Chilton Davis Varner, senior partner at King & Spalding and one of the top products liability litigators in the country, delivered the 2014 Kolsby Lecture in Trial Advocacy on October 14, 2014. Her remarks, titled Reflections on Atticus Finch and Scout:  Lessons Learned in the Law, served as a powerful reminder for many in the room of why they chose a life in the law and why advocacy is seen by many as the heart of what lawyers do.

Varner framed her remarks around passages in Harper Lee’s novel, To Kill A Mockingbird, talking at length about the courage of the lawyers and judges who helped to dismantle racial segregation in the South. Like Atticus Finch, she offered, these men and women often took on the “unpleasant jobs” that were necessary to maintain the rule of law. They “solved problems, even the hard ones.” These lawyers understood that advocacy itself has power above and beyond the outcome of a case.
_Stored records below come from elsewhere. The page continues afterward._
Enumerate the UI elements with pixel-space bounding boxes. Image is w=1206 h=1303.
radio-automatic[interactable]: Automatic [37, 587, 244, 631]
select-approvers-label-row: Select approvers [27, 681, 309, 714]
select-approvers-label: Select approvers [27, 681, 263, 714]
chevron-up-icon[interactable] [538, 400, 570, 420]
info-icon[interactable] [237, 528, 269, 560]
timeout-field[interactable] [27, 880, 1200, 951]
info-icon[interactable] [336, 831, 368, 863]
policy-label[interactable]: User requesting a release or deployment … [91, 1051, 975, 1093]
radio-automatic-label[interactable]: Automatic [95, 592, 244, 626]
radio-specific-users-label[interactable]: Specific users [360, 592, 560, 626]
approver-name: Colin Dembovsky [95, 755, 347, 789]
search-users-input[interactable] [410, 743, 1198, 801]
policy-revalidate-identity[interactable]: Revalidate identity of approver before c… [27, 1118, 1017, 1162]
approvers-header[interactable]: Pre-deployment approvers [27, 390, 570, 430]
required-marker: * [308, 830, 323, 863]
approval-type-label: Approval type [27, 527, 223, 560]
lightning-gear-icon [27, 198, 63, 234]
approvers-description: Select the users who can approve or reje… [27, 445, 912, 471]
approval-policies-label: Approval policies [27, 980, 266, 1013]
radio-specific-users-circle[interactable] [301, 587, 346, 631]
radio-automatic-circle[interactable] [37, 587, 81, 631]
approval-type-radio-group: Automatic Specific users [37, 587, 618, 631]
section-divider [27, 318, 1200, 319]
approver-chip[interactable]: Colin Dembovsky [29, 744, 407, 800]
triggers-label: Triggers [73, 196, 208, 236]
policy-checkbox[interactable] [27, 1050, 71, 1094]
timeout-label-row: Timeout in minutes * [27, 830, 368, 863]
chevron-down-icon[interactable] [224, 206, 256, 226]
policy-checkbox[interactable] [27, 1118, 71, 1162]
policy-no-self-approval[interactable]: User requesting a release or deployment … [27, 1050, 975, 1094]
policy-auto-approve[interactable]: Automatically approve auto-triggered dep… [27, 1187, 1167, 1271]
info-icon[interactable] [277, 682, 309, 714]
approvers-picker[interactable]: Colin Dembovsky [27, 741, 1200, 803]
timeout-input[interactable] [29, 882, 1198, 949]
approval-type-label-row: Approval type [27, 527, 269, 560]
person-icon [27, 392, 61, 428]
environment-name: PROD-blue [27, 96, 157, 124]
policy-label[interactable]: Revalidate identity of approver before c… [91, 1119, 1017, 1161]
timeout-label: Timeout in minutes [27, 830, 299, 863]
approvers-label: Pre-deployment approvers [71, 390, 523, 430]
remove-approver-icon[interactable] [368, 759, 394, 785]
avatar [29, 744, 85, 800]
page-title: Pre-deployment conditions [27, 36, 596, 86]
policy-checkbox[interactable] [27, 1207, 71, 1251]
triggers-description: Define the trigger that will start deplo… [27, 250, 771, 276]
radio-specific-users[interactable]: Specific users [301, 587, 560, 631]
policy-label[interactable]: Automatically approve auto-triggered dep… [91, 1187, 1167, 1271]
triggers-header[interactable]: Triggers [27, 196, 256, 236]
With respect to how advocates do their work, Varner offered two thoughts. First, she said, “less can be more” whether persuading a jury or helping a judge reach the right result. Varner recommended simple, direct words and sentences, clarity, and thoughtfulness.  Second, she cautioned, was to be the keepers of our own professionalism. “Lawyers and judges should hold themselves to a higher standard,” Varner explained.

Varner concluded with the thought that the “best lawyers and judges are those who have a life enriched not only by the law, but by enjoyments.” Returning to Atticus Finch as her role model, she noted that he “was not just a lawyer. He was a single father, a champion checkers player, the best shot in the county, and enjoyed playing the mouth harp, a primitive version of the harmonica.” Varner also noted that as the first woman litigator at her firm, she was exceptionally driven to succeed at her practice and in that pursuit lost sight of her other interests. “When I looked around, though, I found lawyers with diverse interests …. Being a good, energized, and alert lawyer requires an outside life. The highest calling for each of us is to be good at what we do and to live a complete life.”